Senate Democrats Ask U.S. Court to Void Whitaker Appointment
Three U.S. Senate Democrats sued to block President Donald Trump’s appointment of Matthew Whitaker as acting attorney general.
Their complaint, filed Monday in federal court in Washington, is at least the fourth legal challenge to Whitaker’s selection to temporarily replace Attorney General Jeff Sessions, whom Trump ousted this month, and the first specifically filed to dislodge Whitaker. Some Senate Republicans have already urged the president to nominate a permanent successor.
At the center of the suit, filed by Richard Blumenthal of Connecticut, Sheldon Whitehouse of Rhode Island and Mazie Hirono of Hawaii, is a constitutional provision giving them and their colleagues the “advice and consent” power to withhold approval of high-level presidential nominees including cabinet members and federal judges. Whitaker as the nation’s top law enforcement official “would never pass the advice and consent test,” Blumenthal said in a statement.
The lawmakers are seeking an order blocking Whitaker from performing the functions and duties of the office of the attorney general because he wasn’t confirmed by the Senate.
“The stakes are too high to allow the president to install an unconfirmed lackey to lead the Department of Justice — a lackey whose stated purpose, apparently, is undermining a major investigation into the president,” Whitehouse said in the statement.

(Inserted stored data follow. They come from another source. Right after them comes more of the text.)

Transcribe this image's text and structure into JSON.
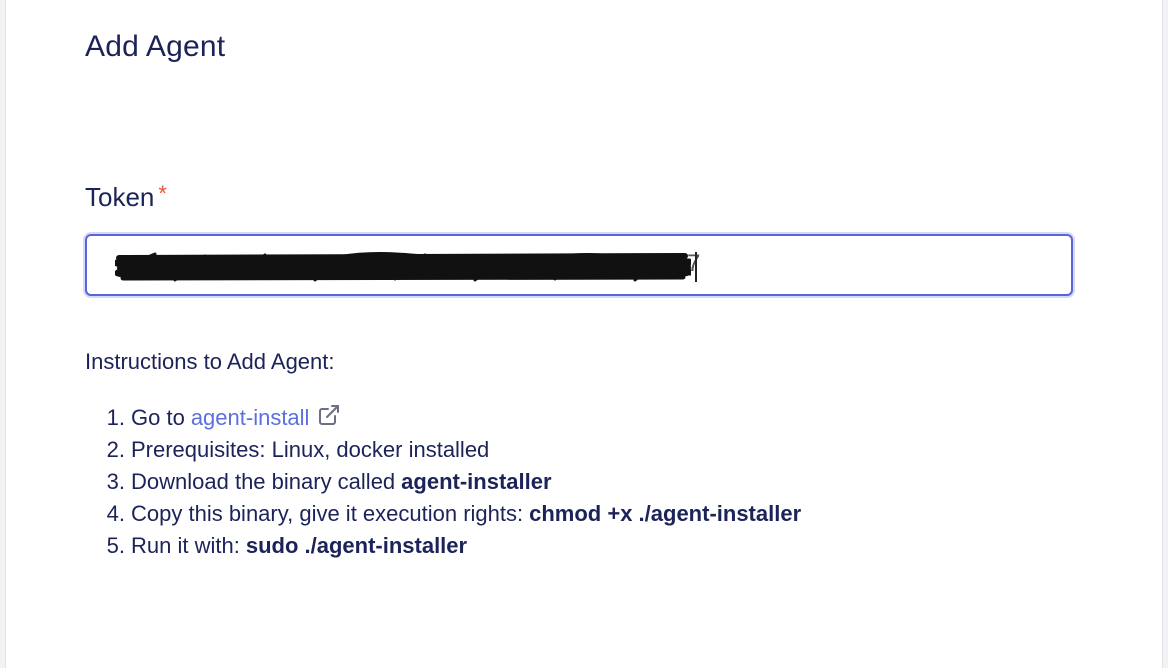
{
  "dialog": {
    "title": "Add Agent"
  },
  "token_field": {
    "label": "Token",
    "required_marker": "*",
    "value_visible_tail": "7"
  },
  "instructions": {
    "heading": "Instructions to Add Agent:",
    "steps": [
      {
        "num": "1.",
        "prefix": "Go to",
        "link": "agent-install",
        "icon": "external-link-icon"
      },
      {
        "num": "2.",
        "text": "Prerequisites: Linux, docker installed"
      },
      {
        "num": "3.",
        "prefix": "Download the binary called",
        "bold": "agent-installer"
      },
      {
        "num": "4.",
        "prefix": "Copy this binary, give it execution rights:",
        "bold": "chmod +x ./agent-installer"
      },
      {
        "num": "5.",
        "prefix": "Run it with:",
        "bold": "sudo ./agent-installer"
      }
    ]
  },
  "colors": {
    "text": "#1c2358",
    "accent": "#5a63d8",
    "link": "#5b6fe0",
    "required": "#e8543a"
  }
}
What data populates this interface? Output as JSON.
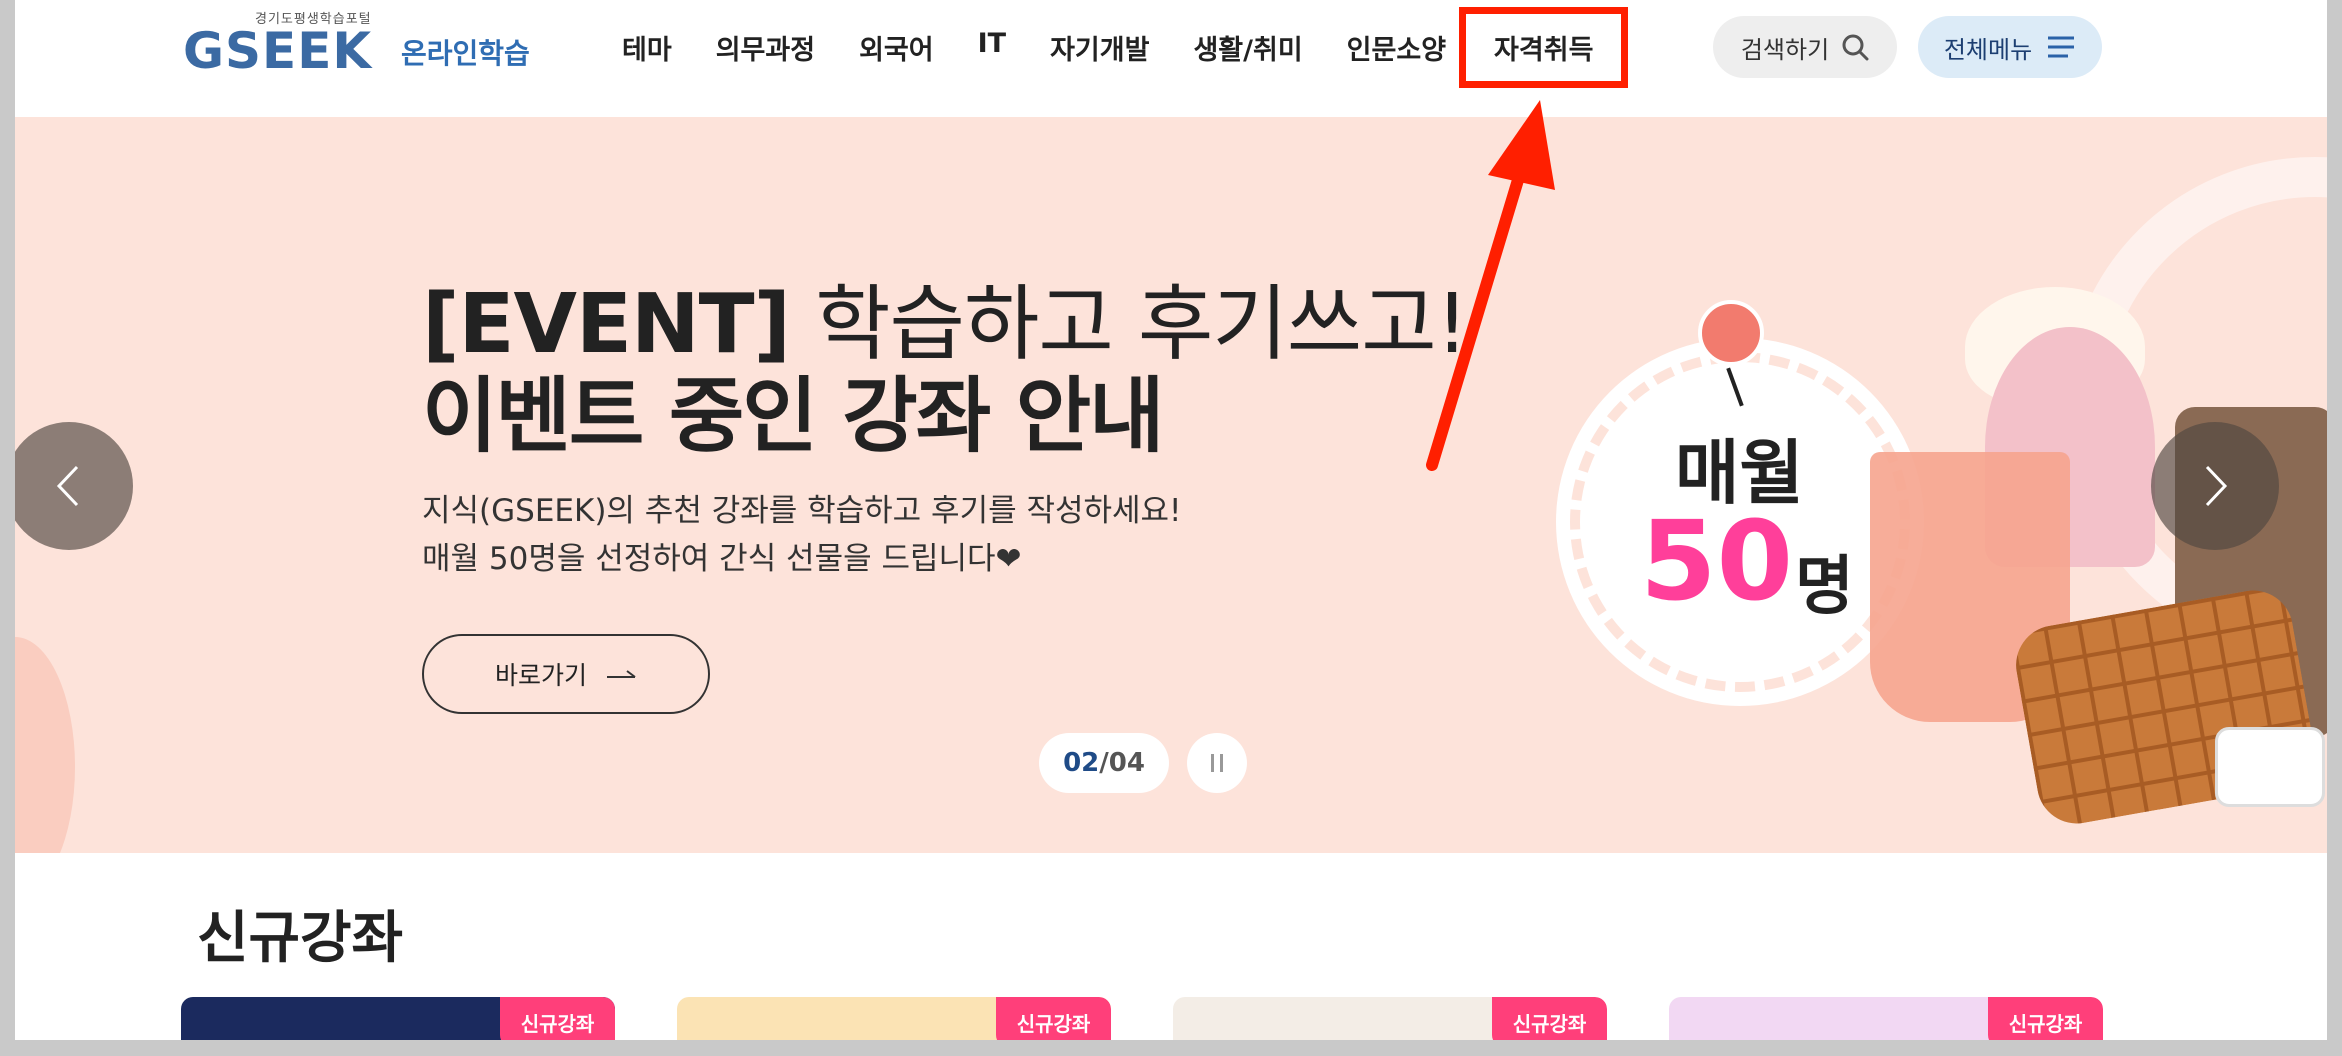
{
  "logo": {
    "tagline": "경기도평생학습포털",
    "name": "GSEEK",
    "sub": "온라인학습"
  },
  "nav": {
    "items": [
      "테마",
      "의무과정",
      "외국어",
      "IT",
      "자기개발",
      "생활/취미",
      "인문소양",
      "자격취득"
    ]
  },
  "header": {
    "search_label": "검색하기",
    "menu_label": "전체메뉴"
  },
  "hero": {
    "title_event": "[EVENT]",
    "title_rest": " 학습하고 후기쓰고!",
    "title_line2": "이벤트 중인 강좌 안내",
    "desc_line1": "지식(GSEEK)의 추천 강좌를 학습하고 후기를 작성하세요!",
    "desc_line2": "매월 50명을 선정하여 간식 선물을 드립니다❤",
    "button_label": "바로가기",
    "pager_current": "02",
    "pager_sep": "/",
    "pager_total": "04",
    "promo_month": "매월",
    "promo_number": "50",
    "promo_unit": "명"
  },
  "new_courses": {
    "title": "신규강좌",
    "badge": "신규강좌",
    "cards": [
      {
        "badge": "신규강좌",
        "color": "#1b2a5e"
      },
      {
        "badge": "신규강좌",
        "color": "#fbe3b4"
      },
      {
        "badge": "신규강좌",
        "color": "#f3ede6"
      },
      {
        "badge": "신규강좌",
        "color": "#f2d8f3"
      }
    ]
  },
  "colors": {
    "hero_bg": "#fde3da",
    "accent": "#ff1f00",
    "badge": "#ff3f7a",
    "brand": "#1f4b87"
  },
  "icons": {
    "search": "search-icon",
    "menu": "hamburger-icon",
    "prev": "chevron-left-icon",
    "next": "chevron-right-icon",
    "pause": "pause-icon",
    "arrow": "arrow-right-icon"
  }
}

He was referring to Special Counsel Robert Mueller’s probe into Russian interference in the 2016 presidential election and any role the Trump campaign may have played in those activities.

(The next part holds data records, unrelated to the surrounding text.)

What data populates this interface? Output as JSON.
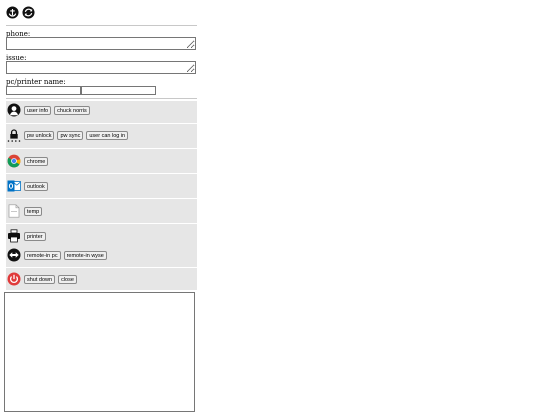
{
  "form": {
    "phone_label": "phone:",
    "issue_label": "issue:",
    "pc_label": "pc/printer name:"
  },
  "sections": {
    "user": {
      "user_info": "user info",
      "chuck_norris": "chuck norris"
    },
    "password": {
      "pw_unlock": "pw unlock",
      "pw_sync": "pw sync",
      "user_can_log_in": "user can log in"
    },
    "chrome": {
      "label": "chrome"
    },
    "outlook": {
      "label": "outlook"
    },
    "temp": {
      "label": "temp"
    },
    "printer": {
      "label": "printer"
    },
    "remote": {
      "remote_in_pc": "remote-in pc",
      "remote_in_wyse": "remote-in wyse"
    },
    "power": {
      "shut_down": "shut down",
      "close": "close"
    }
  },
  "icons": {
    "top": [
      "anchor-icon",
      "refresh-icon"
    ],
    "power_color": "#e03a3a",
    "outlook_color": "#0072c6"
  }
}
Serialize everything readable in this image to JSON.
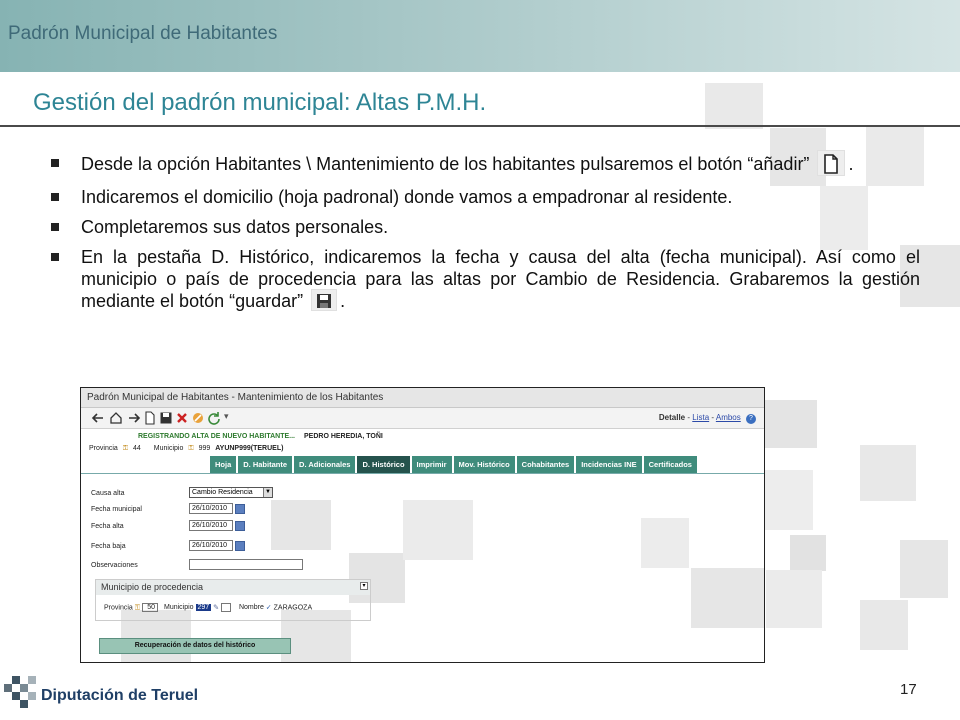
{
  "header": {
    "title": "Padrón Municipal de Habitantes"
  },
  "slide": {
    "title": "Gestión del padrón municipal: Altas P.M.H."
  },
  "bullets": [
    {
      "before": "Desde la opción Habitantes \\ Mantenimiento de los habitantes pulsaremos el botón “añadir”",
      "after": ".",
      "icon": "new-document-icon"
    },
    {
      "before": "Indicaremos el domicilio (hoja padronal) donde vamos a empadronar al residente."
    },
    {
      "before": "Completaremos sus datos personales."
    },
    {
      "before": "En la pestaña D. Histórico, indicaremos la fecha y causa del alta (fecha municipal). Así como el municipio o país de procedencia para las altas por Cambio de Residencia. Grabaremos la gestión mediante el botón “guardar”",
      "after": ".",
      "icon": "floppy-disk-icon"
    }
  ],
  "app": {
    "window_title": "Padrón Municipal de Habitantes - Mantenimiento de los Habitantes",
    "detail": {
      "label": "Detalle",
      "sep": "-",
      "lista": "Lista",
      "sep2": "-",
      "ambos": "Ambos"
    },
    "status": "REGISTRANDO ALTA DE NUEVO HABITANTE...",
    "name": "PEDRO HEREDIA, TOÑI",
    "provincia_label": "Provincia",
    "provincia_value": "44",
    "municipio_label": "Municipio",
    "municipio_value": "999",
    "municipio_name": "AYUNP999(TERUEL)",
    "tabs": [
      "Hoja",
      "D. Habitante",
      "D. Adicionales",
      "D. Histórico",
      "Imprimir",
      "Mov. Histórico",
      "Cohabitantes",
      "Incidencias INE",
      "Certificados"
    ],
    "active_tab": "D. Histórico",
    "form": {
      "causa_alta_label": "Causa alta",
      "causa_alta_value": "Cambio Residencia",
      "fecha_municipal_label": "Fecha municipal",
      "fecha_municipal_value": "26/10/2010",
      "fecha_alta_label": "Fecha alta",
      "fecha_alta_value": "26/10/2010",
      "fecha_baja_label": "Fecha baja",
      "fecha_baja_value": "26/10/2010",
      "observaciones_label": "Observaciones",
      "observaciones_value": ""
    },
    "procedencia": {
      "title": "Municipio de procedencia",
      "provincia_label": "Provincia",
      "provincia_value": "50",
      "municipio_label": "Municipio",
      "municipio_value": "297",
      "nombre_label": "Nombre",
      "nombre_value": "ZARAGOZA"
    },
    "recuperacion_button": "Recuperación de datos del histórico"
  },
  "footer": {
    "brand": "Diputación de Teruel",
    "page_number": "17"
  },
  "colors": {
    "header": "#86b3b3",
    "title": "#2e8595",
    "tab": "#3f8c7c",
    "tab_active": "#25534d"
  }
}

Justice Department spokeswoman Kerri Kupec declined to comment on the lawsuit but has disputed the basis of challenges to the appointment.
“President Trump’s designation of Matt Whitaker as Acting Attorney General of the United States is lawful and comports with the Federal Vacancies Reform Act, the Appointments Clause of the U.S. Constitution, Supreme Court precedent, past Department of Justice opinions, and actions of U.S. Presidents, both Republican and Democrat,” Kupec said in a statement Friday.
The Justice Department’s Office of Legal Counsel last week issued a memorandum stating that Whitaker’s appointment was legally valid.
Thousands more challenges could crop up, said Josh Blackman, a professor of constitutional law at the South Texas College of Law, in Houston.
“Because the attorney general oversees virtually every aspect of the Department of Justice, thousands of litigants throughout the country will be able to challenge his appointment,” Blackman said. “Sooner or later a federal court somewhere will declare Whitaker’s appointment unconstitutional. At that point, the Supreme Court will have to intervene to resolve the issue.”
Kupec was responding to a filing last week by Washington-based Supreme Court litigator Tom Goldstein that asked the justices to remove Whitaker’s name from a case where he is listed as acting attorney general, in favor of Deputy Attorney General Rod Rosenstein. Goldstein asserts Whitaker’s appointment violated federal law as well as the Constitution.
The issue has also been raised in a Maryland federal court lawsuit defending Obamacare filed by that state’s Democratic attorney general, Brian Frosh and, separately, in a St. Louis federal court.
Whitaker quickly emerged as a polarizing figure after his elevation. He had previously criticized the scope of the Mueller probe, over which he now holds supervisory authority, has questioned the power of the U.S. Supreme Court to invalidate legislation passed by Congress and, when seeking the Republican nomination for U.S. Senate in Iowa, opined that judges should view justice through the lens of the New Testament.
“President Trump has shown utter disregard for the bedrock constitutional plan for top executive branch officials to receive the advice and consent of the Senate before taking office,” said Elizabeth Wydra, president of the Constitutional Accountability Center, one of two public interest groups litigating the challenge.
Whitaker previously served as Sessions’s chief of staff, a post that didn’t require Senate confirmation.
The case is Blumenthal v. Whitaker, 18-cv-2664, U.S. District Court, District of Columbia (Washington).